Joseph Merrick (the Elephant Man's) skeleton: 33.3% Michael Jackson offered the Royal London Hospital $1 million for the skeleton in 1987. The hospital, which cared for Merrick throughout his life, declined.
Bloodied seat covers from JFK's assassination: 33.5% Two small blood-splattered swatches auctioned for a combined $23,750 in 2014.
Belly button fluff: 38.0% Australian librarian Graham Barker has been collecting his navel fluff for the past 29 years.
The gun George Zimmerman used to kill Trayvon Martin: 41.9% Zimmerman reportedly sold the gun for $250,000 in May 2016. Leading civil rights activist Shaun King wrote in the New York Daily News: "It nauseates us. It infuriates us. It takes us somewhere, emotionally, where we don't want to go, but we can't help it."
Michael Jackson's deathbed: 42.1% The bed was pulled from a 2011 auction following appeals from Jackson's family.
Lee Harvey Oswald's original coffin: 43.3% Sold for $87,000 in 2010, after Oswald's body was exhumed in 1981 and moved to a new coffin. Oswald's body was exhumed to quash rumours the coffin held the body of a Soviet spy, rather than the presidential assassin.
Surgical instruments from Elvis' autopsy: 44.0% They were withdrawn from a 2010 auction at the last minute following doubts regarding their authenticity.
Serial killer memorabilia: 44.7% Ted Bundy's handwritten letters from prison can sell for $2,000. Ian Brady-signed Christmas cards fetch $200.
Justin Bieber's hair: 59.3% The Golden Palace casino paid $40,668 for a clump of the singer's hair from his famous 2011 trim.

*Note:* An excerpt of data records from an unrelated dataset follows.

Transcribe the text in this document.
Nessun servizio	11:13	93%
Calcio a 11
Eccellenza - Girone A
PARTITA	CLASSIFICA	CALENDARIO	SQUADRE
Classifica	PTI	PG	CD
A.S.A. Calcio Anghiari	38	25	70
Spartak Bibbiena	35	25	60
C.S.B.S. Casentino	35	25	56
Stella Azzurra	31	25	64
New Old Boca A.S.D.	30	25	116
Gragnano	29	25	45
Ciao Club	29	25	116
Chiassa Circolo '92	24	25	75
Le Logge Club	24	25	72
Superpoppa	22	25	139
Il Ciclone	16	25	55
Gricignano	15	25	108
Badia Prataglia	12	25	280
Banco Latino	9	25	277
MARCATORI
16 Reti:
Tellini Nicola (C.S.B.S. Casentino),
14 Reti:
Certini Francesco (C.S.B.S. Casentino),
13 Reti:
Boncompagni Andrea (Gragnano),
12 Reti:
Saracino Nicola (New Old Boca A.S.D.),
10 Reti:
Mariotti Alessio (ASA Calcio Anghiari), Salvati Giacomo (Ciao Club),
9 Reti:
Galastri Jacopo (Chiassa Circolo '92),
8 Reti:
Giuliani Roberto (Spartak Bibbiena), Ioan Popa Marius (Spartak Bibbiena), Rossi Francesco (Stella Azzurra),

John Lennon's teeth: 59.9% Canadian dentist Michael Zuk bought Lennon's molar for £19,500 ($31,000) in 2011. Zuk has since mooted the idea of cloning the Beatle from the tooth's DNA. "He would… be his exact duplicate but you know, hopefully keep him away from drugs and cigarettes, that kind of thing," Zuk told a documentary for the UK's Channel 4. "But you know, guitar lessons wouldn't hurt anyone right?"
Sex dolls: 63.9% Married Briton Bob Gibbins has spent £100,000 ($142,000) amassing his world record 240-strong collection.
Adolf Hitler memorabilia: 65.0% Hitler's watercolours from his failed career as an artist have sold for more than $100,000. A tea tray Nazi architect Albert Speer presented to Hitler on his 50th birthday, in 1939, sold for £28,000 ($46,334) in 2012.
Golliwog dolls: 78.8% Vintage examples by Steiff can sell for $5,000.
JustCollecting's Dan Wade comments: "Although it's fun that the Little Corporal's penis tops our poll of detestable collectables, the other findings raise more serious questions.
"Is it right that individuals, dealers and auctioneers profit from the sale of Nazi memorabilia, for example? Or should nothing be off limits? If you start censoring the trade of these pieces, do you risk losing the lessons of the past?
"Zimmerman's decision to sell his gun offended the majority of people we polled. Yet several of those same people conceded he should be allowed to sell it from a legal standpoint."
JustCollecting polled 804 collectors and non-collectors from around the world in compiling the survey.